Так с помощью атомной бомбы физика была спасена. Увы, бомба дала временные свободы и физико-техническому факультету; и она же спасала профессоров. Будкер рассказывал мне, как на проходной Курчатовского института, где он постоянно работал, вахтер загородил ему дорогу и сказал: «Будкер? Вашего пропуска — нет!» И ему не надо было разъяснять, что это значило, и каким будет продолжение. Он немедленно позвонил Курчатову; тот немедленно разъяснил кому надо, что Будкер участвует в программе; пропуск скоро вернули. На факультете из профессоров исчез только наш супернезависимый Капица, но общее отступление режима перед физикой спасло жизнь и ему. Он был всего лишь уволен из собственного Института физических проблем, за отказ участвовать лично в разработке ядерного оружия, а вместо Лубянки сидел на своей даче. После смерти Сталина его реабилитировали.
Нет, на физтехе мы фактически не нюхали пороху. У нас не было даже аристометра. Этот прибор Ленинградского университета описал мне Берестецкий. Там в коридорах висела галерея портретов профессоров, которую студенты и называли между собой «аристометром». Началось исчезновение портретов. Исчезнет портрет — исчезнет профессор. Еще исчезнет портрет — еще исчезнет и профессор. Шкала была линейной. Наконец, прибор зашкалило: все портреты были сняты.
Физике повезло. Биологии нет. Кибернетике нет, потому что никому и не снилось, что буржуазная наука управления окажется полезной для управления ракетами. Агрономия вместе со всем сельским хозяйством лежала, говоря по-русски, в говне. Перевод на советский сделал сам товарищ Сталин. «Мы все радуемся успехам нашего сельского хозяйства», — писал он в статье «Экономические проблемы социализма», которую изучало и цитировало все мыслящее и прогрессивное человечество.
Радующие всех нас успехи сельского хозяйства били в глаза.
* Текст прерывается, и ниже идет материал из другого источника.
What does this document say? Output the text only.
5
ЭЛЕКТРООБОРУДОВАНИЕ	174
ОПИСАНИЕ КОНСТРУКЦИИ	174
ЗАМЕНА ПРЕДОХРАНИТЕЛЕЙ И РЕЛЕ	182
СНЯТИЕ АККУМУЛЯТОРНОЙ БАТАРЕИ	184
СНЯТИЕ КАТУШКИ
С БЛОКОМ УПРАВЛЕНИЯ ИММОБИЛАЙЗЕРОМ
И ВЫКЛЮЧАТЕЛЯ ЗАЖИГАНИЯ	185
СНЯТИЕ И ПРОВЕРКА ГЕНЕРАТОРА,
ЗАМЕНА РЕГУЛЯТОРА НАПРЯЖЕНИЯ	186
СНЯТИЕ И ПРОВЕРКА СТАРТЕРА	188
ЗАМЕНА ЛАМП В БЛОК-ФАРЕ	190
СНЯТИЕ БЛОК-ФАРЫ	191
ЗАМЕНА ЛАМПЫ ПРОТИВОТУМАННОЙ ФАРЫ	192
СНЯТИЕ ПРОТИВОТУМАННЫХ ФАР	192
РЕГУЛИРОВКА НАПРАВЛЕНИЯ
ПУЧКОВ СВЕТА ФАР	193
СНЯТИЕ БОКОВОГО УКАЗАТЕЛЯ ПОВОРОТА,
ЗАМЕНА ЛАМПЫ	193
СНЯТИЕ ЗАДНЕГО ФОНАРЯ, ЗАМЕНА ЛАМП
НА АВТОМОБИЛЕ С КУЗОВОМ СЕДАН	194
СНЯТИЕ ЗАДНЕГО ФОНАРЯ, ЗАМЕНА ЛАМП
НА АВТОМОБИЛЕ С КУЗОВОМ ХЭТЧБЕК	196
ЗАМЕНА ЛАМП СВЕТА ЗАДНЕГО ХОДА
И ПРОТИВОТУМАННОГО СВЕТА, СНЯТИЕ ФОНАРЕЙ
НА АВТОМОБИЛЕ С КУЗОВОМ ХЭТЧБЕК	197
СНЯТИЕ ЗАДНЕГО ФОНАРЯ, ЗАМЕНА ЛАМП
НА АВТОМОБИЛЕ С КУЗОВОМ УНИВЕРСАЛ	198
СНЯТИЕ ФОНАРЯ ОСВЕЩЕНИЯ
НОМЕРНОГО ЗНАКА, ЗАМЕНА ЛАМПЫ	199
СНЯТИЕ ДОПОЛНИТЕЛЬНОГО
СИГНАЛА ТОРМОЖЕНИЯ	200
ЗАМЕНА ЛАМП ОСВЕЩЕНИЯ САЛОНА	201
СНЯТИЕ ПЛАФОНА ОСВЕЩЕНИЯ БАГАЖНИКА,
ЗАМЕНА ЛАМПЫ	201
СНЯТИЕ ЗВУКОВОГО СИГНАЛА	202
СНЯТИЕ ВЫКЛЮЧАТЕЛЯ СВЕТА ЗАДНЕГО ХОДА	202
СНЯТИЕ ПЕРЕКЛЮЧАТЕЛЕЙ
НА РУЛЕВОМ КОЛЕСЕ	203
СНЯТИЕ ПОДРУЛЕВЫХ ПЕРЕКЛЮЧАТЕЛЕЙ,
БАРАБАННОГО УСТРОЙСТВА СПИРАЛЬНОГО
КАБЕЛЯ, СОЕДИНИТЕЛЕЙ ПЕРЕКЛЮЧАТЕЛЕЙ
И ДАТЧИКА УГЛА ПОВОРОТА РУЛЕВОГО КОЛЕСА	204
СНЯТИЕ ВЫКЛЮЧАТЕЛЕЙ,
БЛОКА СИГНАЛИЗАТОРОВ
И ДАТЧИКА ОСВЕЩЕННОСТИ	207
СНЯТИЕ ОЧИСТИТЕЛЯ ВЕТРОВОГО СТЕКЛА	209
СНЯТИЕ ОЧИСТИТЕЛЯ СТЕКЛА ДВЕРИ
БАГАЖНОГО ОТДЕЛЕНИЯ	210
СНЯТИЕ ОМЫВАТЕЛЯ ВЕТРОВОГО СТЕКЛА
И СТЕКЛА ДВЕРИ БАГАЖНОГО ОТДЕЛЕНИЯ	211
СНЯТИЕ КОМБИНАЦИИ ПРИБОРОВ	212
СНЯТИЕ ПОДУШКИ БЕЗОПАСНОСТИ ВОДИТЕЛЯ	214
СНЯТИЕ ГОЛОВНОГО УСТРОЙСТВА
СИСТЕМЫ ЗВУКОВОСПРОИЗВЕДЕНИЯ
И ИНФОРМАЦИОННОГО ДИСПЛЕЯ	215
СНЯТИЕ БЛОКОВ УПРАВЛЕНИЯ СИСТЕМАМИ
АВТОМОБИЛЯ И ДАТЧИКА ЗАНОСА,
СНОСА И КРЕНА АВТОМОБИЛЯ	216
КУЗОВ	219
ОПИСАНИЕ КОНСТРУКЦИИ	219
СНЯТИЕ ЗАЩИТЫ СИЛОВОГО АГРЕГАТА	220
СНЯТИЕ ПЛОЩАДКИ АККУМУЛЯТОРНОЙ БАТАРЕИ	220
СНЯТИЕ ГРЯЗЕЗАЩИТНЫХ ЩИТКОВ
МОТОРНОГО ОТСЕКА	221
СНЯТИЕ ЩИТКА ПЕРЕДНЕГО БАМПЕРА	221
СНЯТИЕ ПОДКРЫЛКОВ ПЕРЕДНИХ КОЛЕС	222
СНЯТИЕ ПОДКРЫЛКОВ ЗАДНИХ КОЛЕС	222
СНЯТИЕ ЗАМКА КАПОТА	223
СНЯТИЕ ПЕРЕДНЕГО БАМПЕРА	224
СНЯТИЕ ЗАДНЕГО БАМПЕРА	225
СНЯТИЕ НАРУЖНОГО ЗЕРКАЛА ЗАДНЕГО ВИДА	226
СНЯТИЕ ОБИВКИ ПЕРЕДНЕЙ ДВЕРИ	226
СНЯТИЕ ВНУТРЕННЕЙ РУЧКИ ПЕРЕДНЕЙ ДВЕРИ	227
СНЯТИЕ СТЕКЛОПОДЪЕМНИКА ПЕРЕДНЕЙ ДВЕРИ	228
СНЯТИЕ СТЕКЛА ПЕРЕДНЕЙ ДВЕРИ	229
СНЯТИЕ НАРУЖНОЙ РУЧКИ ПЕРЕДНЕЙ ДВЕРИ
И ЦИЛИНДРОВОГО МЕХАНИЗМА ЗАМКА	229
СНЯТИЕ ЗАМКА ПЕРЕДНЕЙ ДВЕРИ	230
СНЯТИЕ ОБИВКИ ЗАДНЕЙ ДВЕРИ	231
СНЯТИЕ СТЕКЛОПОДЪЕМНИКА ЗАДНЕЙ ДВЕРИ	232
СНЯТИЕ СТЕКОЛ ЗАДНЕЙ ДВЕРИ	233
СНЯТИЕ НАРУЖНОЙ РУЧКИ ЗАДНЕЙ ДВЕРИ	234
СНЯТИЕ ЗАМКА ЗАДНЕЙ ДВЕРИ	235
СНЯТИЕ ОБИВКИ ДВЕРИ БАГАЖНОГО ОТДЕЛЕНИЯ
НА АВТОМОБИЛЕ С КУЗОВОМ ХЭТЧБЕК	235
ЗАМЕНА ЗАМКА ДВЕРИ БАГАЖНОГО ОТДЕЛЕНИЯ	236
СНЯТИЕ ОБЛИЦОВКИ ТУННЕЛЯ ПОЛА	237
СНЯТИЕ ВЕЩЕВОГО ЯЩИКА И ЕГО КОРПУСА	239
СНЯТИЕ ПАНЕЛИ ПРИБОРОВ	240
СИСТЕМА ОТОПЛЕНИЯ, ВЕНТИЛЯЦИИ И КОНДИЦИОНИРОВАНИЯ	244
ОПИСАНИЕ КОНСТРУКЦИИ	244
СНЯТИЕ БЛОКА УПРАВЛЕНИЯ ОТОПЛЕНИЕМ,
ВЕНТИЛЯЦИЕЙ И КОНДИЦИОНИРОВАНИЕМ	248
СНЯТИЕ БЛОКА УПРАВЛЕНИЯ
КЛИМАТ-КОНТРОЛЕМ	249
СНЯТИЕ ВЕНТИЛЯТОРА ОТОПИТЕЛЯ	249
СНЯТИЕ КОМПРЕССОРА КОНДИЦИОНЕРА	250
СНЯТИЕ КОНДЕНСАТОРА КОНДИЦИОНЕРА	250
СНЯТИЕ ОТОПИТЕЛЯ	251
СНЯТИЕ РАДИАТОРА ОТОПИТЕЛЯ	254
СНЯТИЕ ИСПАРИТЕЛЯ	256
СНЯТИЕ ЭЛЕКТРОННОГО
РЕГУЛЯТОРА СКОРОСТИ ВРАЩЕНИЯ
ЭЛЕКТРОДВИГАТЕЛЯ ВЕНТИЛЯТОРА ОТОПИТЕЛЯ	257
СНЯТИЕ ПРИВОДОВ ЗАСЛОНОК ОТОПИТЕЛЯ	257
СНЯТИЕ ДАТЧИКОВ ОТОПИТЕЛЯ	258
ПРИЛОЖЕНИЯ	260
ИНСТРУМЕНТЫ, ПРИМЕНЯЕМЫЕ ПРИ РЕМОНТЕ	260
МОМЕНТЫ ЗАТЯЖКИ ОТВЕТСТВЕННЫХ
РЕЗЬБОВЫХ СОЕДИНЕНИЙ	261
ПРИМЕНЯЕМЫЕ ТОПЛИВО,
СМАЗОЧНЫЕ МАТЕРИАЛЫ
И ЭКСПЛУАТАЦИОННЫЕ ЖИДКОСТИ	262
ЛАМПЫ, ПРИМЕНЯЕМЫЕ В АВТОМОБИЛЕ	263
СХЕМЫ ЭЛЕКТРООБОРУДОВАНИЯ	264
В самом центре Москвы, где я теперь начал жить, крестьянки в лаптях с грудными младенцами на руках униженно просили у москвичей милостыню. Прямо над ними в ночном небе сверкала огромная реклама:
«ПОКУПАЙТЕ МОСКОВСКИЕ КОТЛЕТЫ!» без перевода на русский. Бесполезно спрашивать, что бы такое эта реклама могла означать. Мне еще не удалось к тому времени повидать таких котлет, хотя громадные очереди за ними, намного длиннее очередей в мавзолей Ленина, я иногда видел.
Маркс писал, что критерий истинности науки — практика, и это было верно, хотя этому учили в сети партийного просвещения. Они учили еще, что «Партия строит общество на единственно верной научной основе». Практика этой партии была мне ясна. Что марксизм лежал в ее основе — было тоже мне очевидно (я знал марксизм хорошо). Отсюда следовал только один вывод.
Так, к концу Сталинской эры советской истории, который совпал с началом моей научной карьеры, мне были уже смешны утверждения о «научности» марксизма. Марксизм как серьезная теория для меня больше не существовал. Размышляя также о неэффективности советской системы, я пришел к выводу, что она иногда может быть очень эффективной, но только в узких областях деятельности, вроде ракетной и ядерной гонки, где стимулы на вершине власти предельно высоки. В целом же она мало эффективна. Однако, спросив себя, хочу ли я возврата к капитализму, я в то время твердо отвечал «Нет». Это было чисто эмоциональное отрицание: мне представлялось неприятным и унизительным работать не на безличное «государство», а на какое-то конкретное лицо. Это ощущение было (и частично остается в наше время) типичным для многих людей в Советской России. Поэтому у меня не было в то время ясной экономической философии, если не считать общей идеи рабочего самоуправления.